«favorable aux femmes»

par jean-marc lord, collaboration spéciale

Disparité entre les genres au Lesotho

Le Royaume du Lesotho n’est certes pas le meilleur endroit de la planète où vivre lorsqu’on est une femme. Pandémie de VIH-Sida, soins à l’accouchement rarissimes, traditions séculaires parfois discriminatoires, famine à grande échelle, paupérisation extrême sont autant d’épées de Damoclès qui menacent continuellement de s’abattre sur le quotidien des Lesothanes. Cependant, tout n’est pas noir dans ce petit pays subsaharien enclavé dans les frontières du géant sud-africain. En effet, là plus que partout ailleurs en Afrique, il fait de mieux en mieux vivre au féminin.
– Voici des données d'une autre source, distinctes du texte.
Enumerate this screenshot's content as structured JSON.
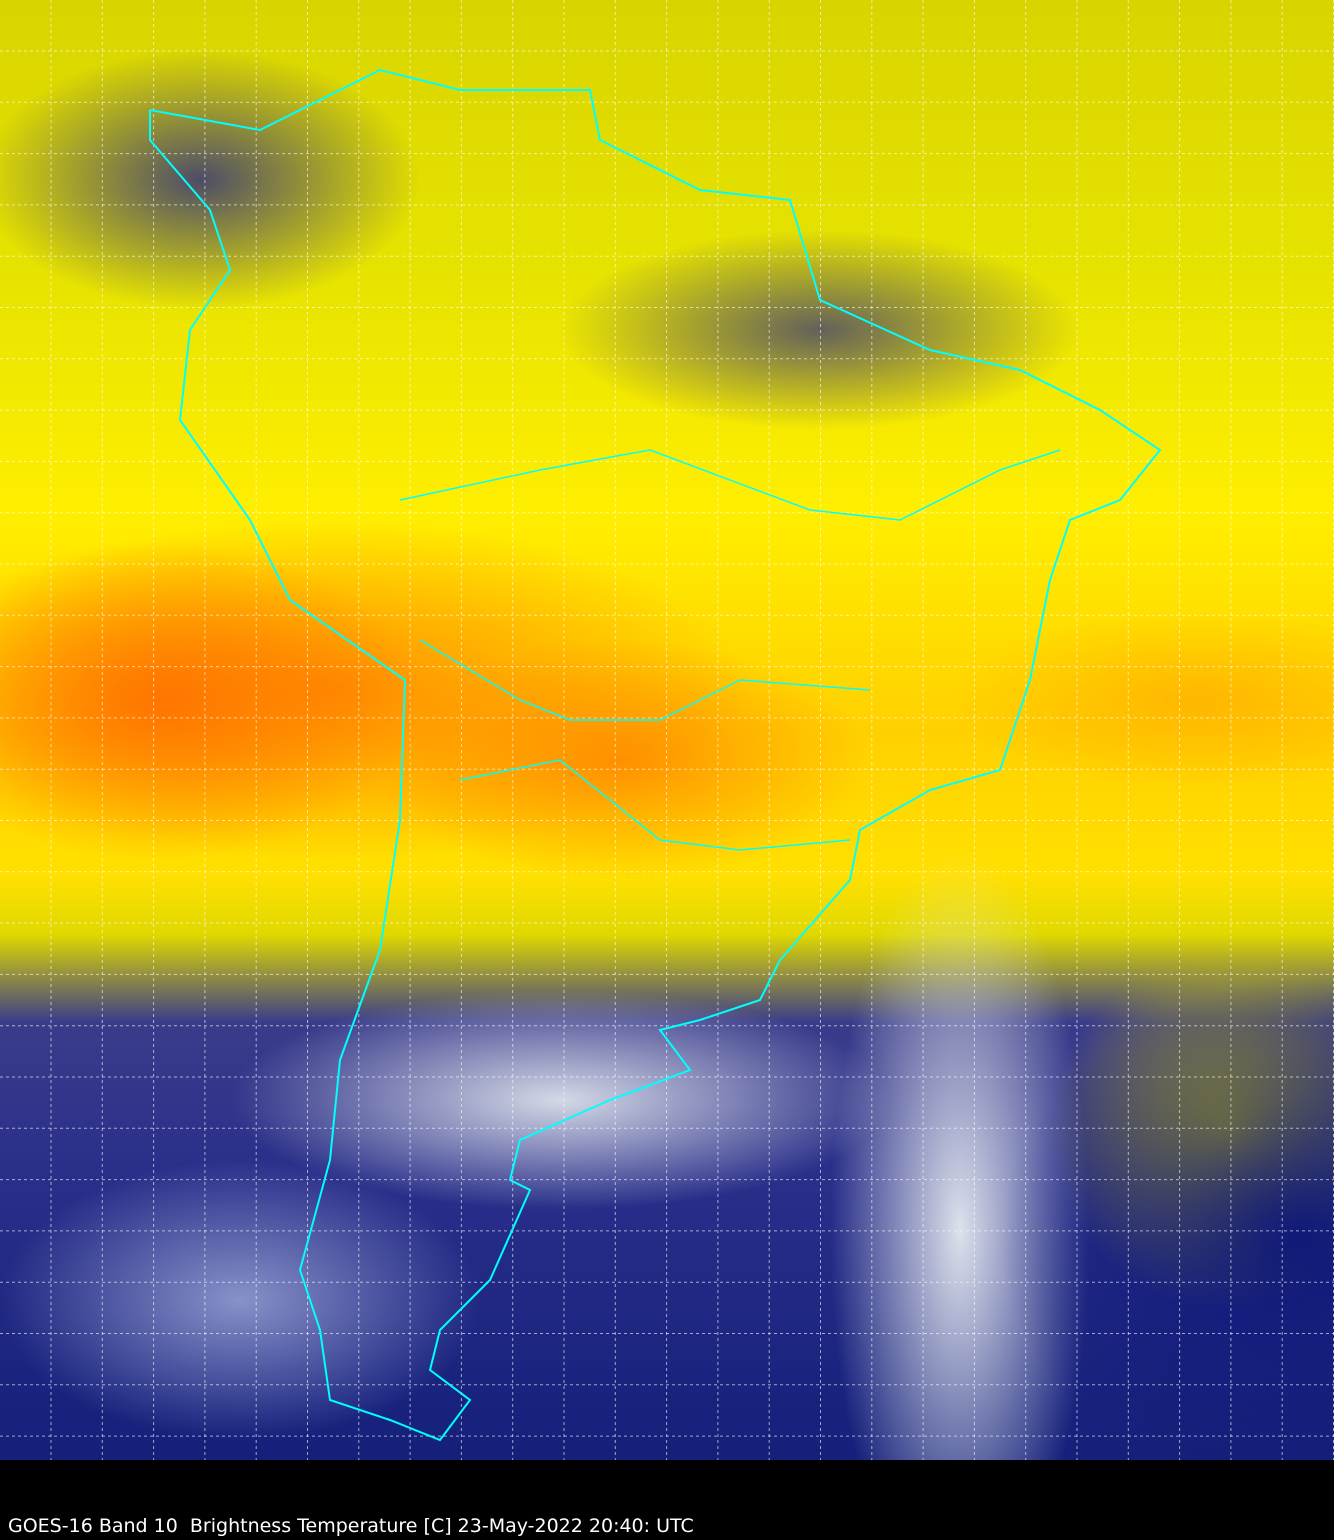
{
  "caption": "GOES-16 Band 10  Brightness Temperature [C] 23-May-2022 20:40: UTC",
  "colors": {
    "border": "#00ffff",
    "grid": "#ffffff",
    "background": "#000000"
  }
}
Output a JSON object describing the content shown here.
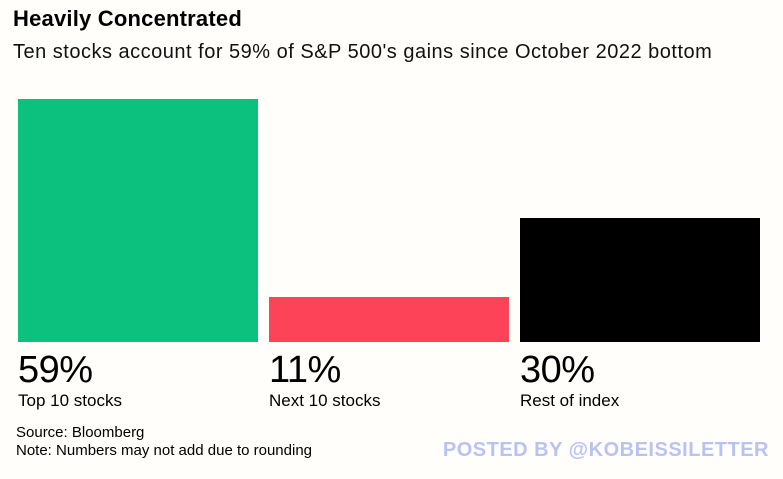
{
  "header": {
    "title": "Heavily Concentrated",
    "subtitle": "Ten stocks account for 59% of S&P 500's gains since October 2022 bottom"
  },
  "chart_data": {
    "type": "bar",
    "orientation": "vertical",
    "categories": [
      "Top 10 stocks",
      "Next 10 stocks",
      "Rest of index"
    ],
    "values": [
      59,
      11,
      30
    ],
    "value_labels": [
      "59%",
      "11%",
      "30%"
    ],
    "bar_colors": [
      "#0bc17d",
      "#fc4357",
      "#000000"
    ],
    "unit": "%",
    "title": "Heavily Concentrated",
    "subtitle": "Ten stocks account for 59% of S&P 500's gains since October 2022 bottom",
    "ylim": [
      0,
      59
    ],
    "grid": false,
    "legend": false,
    "axes_visible": false
  },
  "footer": {
    "source": "Source: Bloomberg",
    "note": "Note: Numbers may not add due to rounding"
  },
  "watermark": {
    "text": "POSTED BY @KOBEISSILETTER",
    "color": "#b9c3f2"
  }
}
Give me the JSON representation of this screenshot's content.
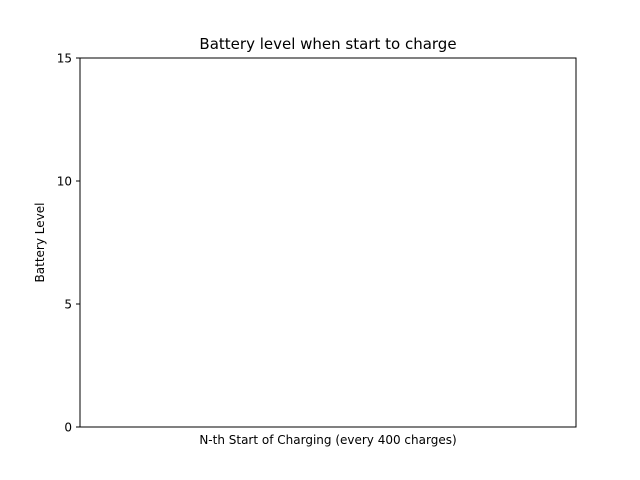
{
  "chart_data": {
    "type": "bar",
    "title": "Battery level when start to charge",
    "xlabel": "N-th Start of Charging (every 400 charges)",
    "ylabel": "Battery Level",
    "ylim": [
      0,
      15
    ],
    "y_ticks": [
      "0",
      "5",
      "10",
      "15"
    ],
    "categories": [],
    "values": [],
    "grid": false,
    "legend": "none"
  }
}
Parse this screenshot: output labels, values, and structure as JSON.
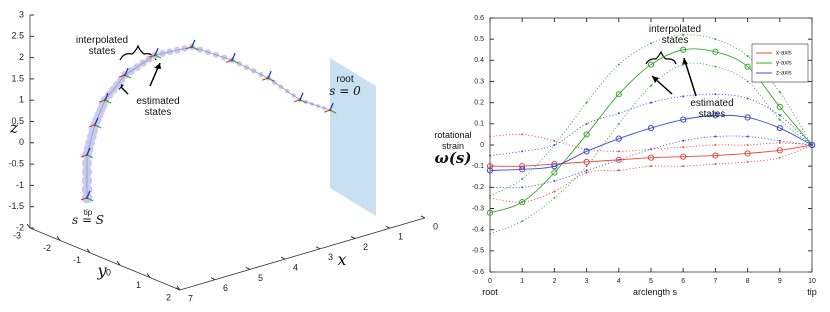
{
  "chart_data": [
    {
      "type": "line3d",
      "x": [
        0.14,
        1.0,
        1.91,
        2.94,
        4.09,
        5.14,
        6.0,
        6.57,
        6.86,
        7.0,
        7.0
      ],
      "y": [
        -1,
        -1,
        -1,
        -1,
        -1,
        -1,
        -1,
        -1,
        -1,
        -1.1,
        -1.1
      ],
      "z": [
        -0.31,
        0.14,
        0.87,
        1.54,
        2.13,
        2.19,
        1.93,
        1.48,
        0.97,
        0.27,
        -0.74
      ],
      "xlim": [
        0,
        7
      ],
      "ylim": [
        -3,
        2
      ],
      "zlim": [
        -2,
        3
      ],
      "xticks": [
        0,
        1,
        2,
        3,
        4,
        5,
        6,
        7
      ],
      "yticks": [
        -3,
        -2,
        -1,
        0,
        1,
        2
      ],
      "zticks": [
        -2,
        -1.5,
        -1,
        -0.5,
        0,
        0.5,
        1,
        1.5,
        2,
        2.5,
        3
      ],
      "xlabel": "x",
      "ylabel": "y",
      "zlabel": "z",
      "color": "#c9c9f2",
      "annotations": {
        "interpolated": "interpolated states",
        "estimated": "estimated states",
        "root": "root",
        "root_s": "s = 0",
        "tip": "tip",
        "tip_s": "s = S"
      }
    },
    {
      "type": "line",
      "x": [
        0,
        1,
        2,
        3,
        4,
        5,
        6,
        7,
        8,
        9,
        10
      ],
      "xlim": [
        0,
        10
      ],
      "ylim": [
        -0.6,
        0.6
      ],
      "xticks": [
        0,
        1,
        2,
        3,
        4,
        5,
        6,
        7,
        8,
        9,
        10
      ],
      "yticks": [
        -0.6,
        -0.5,
        -0.4,
        -0.3,
        -0.2,
        -0.1,
        0,
        0.1,
        0.2,
        0.3,
        0.4,
        0.5,
        0.6
      ],
      "series": [
        {
          "name": "x-axis",
          "color": "#e8453c",
          "values": [
            -0.1,
            -0.1,
            -0.09,
            -0.08,
            -0.07,
            -0.06,
            -0.055,
            -0.05,
            -0.04,
            -0.025,
            0
          ],
          "upper": [
            0.04,
            0.05,
            0.02,
            -0.02,
            -0.03,
            -0.02,
            -0.01,
            0.0,
            0.0,
            0.01,
            0
          ],
          "lower": [
            -0.25,
            -0.27,
            -0.22,
            -0.13,
            -0.12,
            -0.1,
            -0.1,
            -0.09,
            -0.08,
            -0.06,
            0
          ]
        },
        {
          "name": "y-axis",
          "color": "#3aa832",
          "values": [
            -0.32,
            -0.27,
            -0.13,
            0.05,
            0.24,
            0.38,
            0.45,
            0.44,
            0.37,
            0.18,
            0
          ],
          "upper": [
            -0.24,
            -0.16,
            0.0,
            0.2,
            0.38,
            0.48,
            0.52,
            0.5,
            0.42,
            0.25,
            0
          ],
          "lower": [
            -0.42,
            -0.36,
            -0.25,
            -0.1,
            0.1,
            0.28,
            0.38,
            0.37,
            0.3,
            0.12,
            0
          ]
        },
        {
          "name": "z-axis",
          "color": "#3b4fd6",
          "values": [
            -0.12,
            -0.115,
            -0.1,
            -0.03,
            0.03,
            0.08,
            0.12,
            0.14,
            0.13,
            0.08,
            0
          ],
          "upper": [
            -0.05,
            -0.03,
            0.0,
            0.1,
            0.15,
            0.2,
            0.23,
            0.24,
            0.22,
            0.14,
            0
          ],
          "lower": [
            -0.2,
            -0.2,
            -0.17,
            -0.12,
            -0.07,
            -0.02,
            0.02,
            0.04,
            0.04,
            0.02,
            0
          ]
        }
      ],
      "ylabel": "rotational strain",
      "ylabel_symbol": "ω(s)",
      "xlabel": "arclength s",
      "x_start_label": "root",
      "x_end_label": "tip",
      "legend": "top-right",
      "annotations": {
        "interpolated": "interpolated states",
        "estimated": "estimated states"
      }
    }
  ]
}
Longue marche vers l'égalité

Selon la Banque africaine de développement, le Lesotho est l’un des rares pays où la disparité entre les genres est favorable aux femmes, surtout en ce qui à trait au taux d’alphabétisation et d’emploi au niveau professionnel. Ainsi, en matière de parité entre les genres, le Lesotho occupe la 14e place sur 135 pays répartis aux quatre coins du monde, et la première position sur le continent africain.

L’une des explications possibles de cette progression rapide des droits des femmes au Lesotho est l’absence des hommes, ou plus précisément leur migration massive. En effet, dans l’histoire récente du Lesotho, les hommes ont traversé en grand nombre la frontière sud-africaine pour se dénicher un emploi, tantôt dans le secteur minier, tantôt en agriculture, laissant du même souffle aux femmes la possibilité d’occuper le parvis. À l’instar des Canadiennes qui, durant la Seconde Guerre mondiale, ont envahi les industries laissées vacantes par leur mari, frère et père partis à la guerre, les Lesothanes n’ont pas tardé à faire leur place. Et elles l’ont conservée, particulièrement sur les bancs des écoles.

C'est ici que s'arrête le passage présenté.